Pouco depois, o general Wang Hui selecionou cem soldados para acompanhar, com Qin Huaiyuan e Cui Wenqing à frente, e Qin Yining sozinha atrás, escoltada pelos soldados até o acampamento temporário montado entre os dois exércitos.

Como ambos trouxeram cem soldados, com tendas e a tenda principal para as negociações, o acampamento era extenso.

Ao entrarem, viram os grupos organizados: os soldados com armaduras vermelhas e pretas ocupando metade do terreno, e os vestindo uniformes amarelos de Zhou, a outra metade.

Os vermelhos e pretos, com emblema de cabeça de tigre na manga, carregavam bandeiras pretas com tigres dourados e uma grande bandeira vermelha com o caractere “Pang”. Eram os Tigres de Pang Xiao, o príncipe leal e obediente.

Os soldados amarelos, com a bandeira “Lian” ao vento, pertenciam ao Ministro da Guerra Lian Shengjie.

A carruagem parou lentamente, e Qin Huaiyuan e Cui Wenqing desceram primeiro.

Qin Yining, com auxílio do banquinho preto, também desceu.

Ao olhar para frente, viu um grupo sair da tenda oposta.

À frente, um homem de mais de cinquenta anos, corpulento, com bolsas nos olhos, rosto oleoso e vestindo armadura dourada. Ao ver Qin Yining, seus olhos se arregalaram, parando abruptamente, como se quisesse arrancar os próprios olhos para pendurá-los nela.

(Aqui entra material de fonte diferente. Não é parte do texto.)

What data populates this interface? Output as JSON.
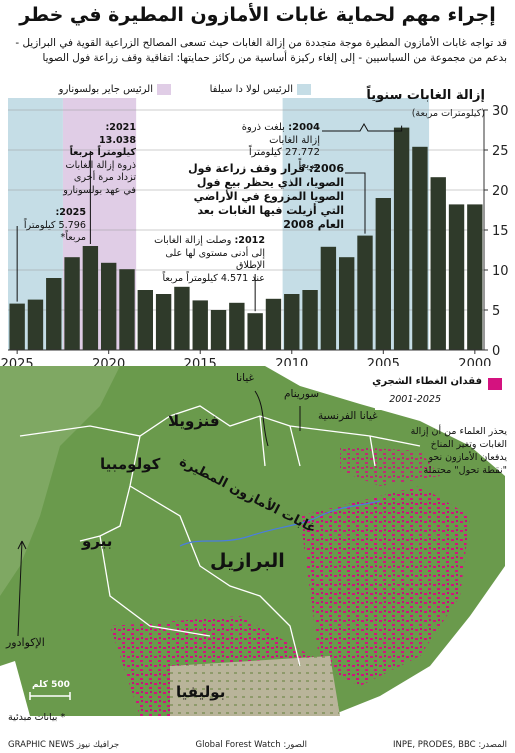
{
  "title": "إجراء مهم لحماية غابات الأمازون المطيرة في خطر",
  "subtitle": "قد تواجه غابات الأمازون المطيرة موجة متجددة من إزالة الغابات حيث تسعى المصالح الزراعية القوية في البرازيل - بدعم من مجموعة من السياسيين - إلى إلغاء ركيزة أساسية من ركائز حمايتها: اتفاقية وقف زراعة فول الصويا",
  "legend": {
    "lula": {
      "label": "الرئيس لولا دا سيلفا",
      "color": "#c5dde6"
    },
    "bolsonaro": {
      "label": "الرئيس جاير بولسونارو",
      "color": "#e0cde6"
    }
  },
  "chart_title": "إزالة الغابات سنوياً",
  "chart_unit": "(كيلومترات مربعة)",
  "annotations": {
    "a2004": {
      "year": "2004:",
      "text": "بلغت ذروة إزالة الغابات 27.772 كيلومتراً مربعاً"
    },
    "a2006": {
      "year": "2006:",
      "text": "قرار وقف زراعة فول الصويا، الذي يحظر بيع فول الصويا المزروع في الأراضي التي أزيلت فيها الغابات بعد العام 2008"
    },
    "a2012": {
      "year": "2012:",
      "text1": "وصلت إزالة الغابات",
      "text2": "إلى أدنى مستوى لها على الإطلاق",
      "text3": "عند 4.571 كيلومتراً مربعاً"
    },
    "a2021": {
      "year": "2021:",
      "value": "13.038 كيلومتراً مربعاً",
      "text": "ذروة إزالة الغابات تزداد مرة أخرى في عهد بولسونارو"
    },
    "a2025": {
      "year": "2025:",
      "value": "5.796 كيلومتراً مربعاً*"
    }
  },
  "chart_data": {
    "type": "bar",
    "title": "إزالة الغابات سنوياً",
    "ylabel": "(كيلومترات مربعة)",
    "x_axis_direction": "right-to-left",
    "ylim": [
      0,
      30
    ],
    "yticks": [
      "0",
      "5",
      "10",
      "15",
      "20",
      "25",
      "30"
    ],
    "xticks": [
      "2000",
      "2005",
      "2010",
      "2015",
      "2020",
      "2025"
    ],
    "categories": [
      2000,
      2001,
      2002,
      2003,
      2004,
      2005,
      2006,
      2007,
      2008,
      2009,
      2010,
      2011,
      2012,
      2013,
      2014,
      2015,
      2016,
      2017,
      2018,
      2019,
      2020,
      2021,
      2022,
      2023,
      2024,
      2025
    ],
    "values": [
      18.2,
      18.2,
      21.6,
      25.4,
      27.8,
      19.0,
      14.3,
      11.6,
      12.9,
      7.5,
      7.0,
      6.4,
      4.6,
      5.9,
      5.0,
      6.2,
      7.9,
      7.0,
      7.5,
      10.1,
      10.9,
      13.0,
      11.6,
      9.0,
      6.3,
      5.8
    ],
    "unit_scale": "thousand km²",
    "shaded_periods": [
      {
        "name": "lula",
        "from": 2003,
        "to": 2010
      },
      {
        "name": "bolsonaro",
        "from": 2019,
        "to": 2022
      },
      {
        "name": "lula",
        "from": 2023,
        "to": 2025
      }
    ],
    "bar_color": "#2f3a2a"
  },
  "map": {
    "legend_title": "فقدان الغطاء الشجري",
    "legend_years": "2001-2025",
    "loss_color": "#d4127f",
    "forest_color": "#6a9a4c",
    "countries": {
      "brazil": "البرازيل",
      "colombia": "كولومبيا",
      "venezuela": "فنزويلا",
      "peru": "بيرو",
      "bolivia": "بوليفيا",
      "ecuador": "الإكوادور",
      "guyana": "غيانا",
      "suriname": "سورينام",
      "french_guiana": "غيانا الفرنسية"
    },
    "amazon_label": "غابات الأمازون المطيرة",
    "warning": "يحذر العلماء من أن إزالة الغابات وتغير المناخ يدفعان الأمازون نحو \"نقطة تحول\" محتملة",
    "scale": "500 كلم",
    "note": "* بيانات مبدئية"
  },
  "footer": {
    "sources_label": "المصدر:",
    "sources": "INPE, PRODES, BBC",
    "image_source_label": "الصور:",
    "image_source": "Global Forest Watch",
    "brand": "GRAPHIC NEWS جرافيك نيوز"
  }
}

Esse homem, evidente lascivo, era Lian Shengjie, o Ministro da Guerra de Zhou.

Qin Yining sentiu repulsa, mas fingiu não perceber, desviando o olhar para um senhor idoso, com barba branca e capa cinza clara, que exalava um ar de sábio ou estrategista.

Esse ancião, com olhar carregado de ódio, fixava Qin Huaiyuan intensamente.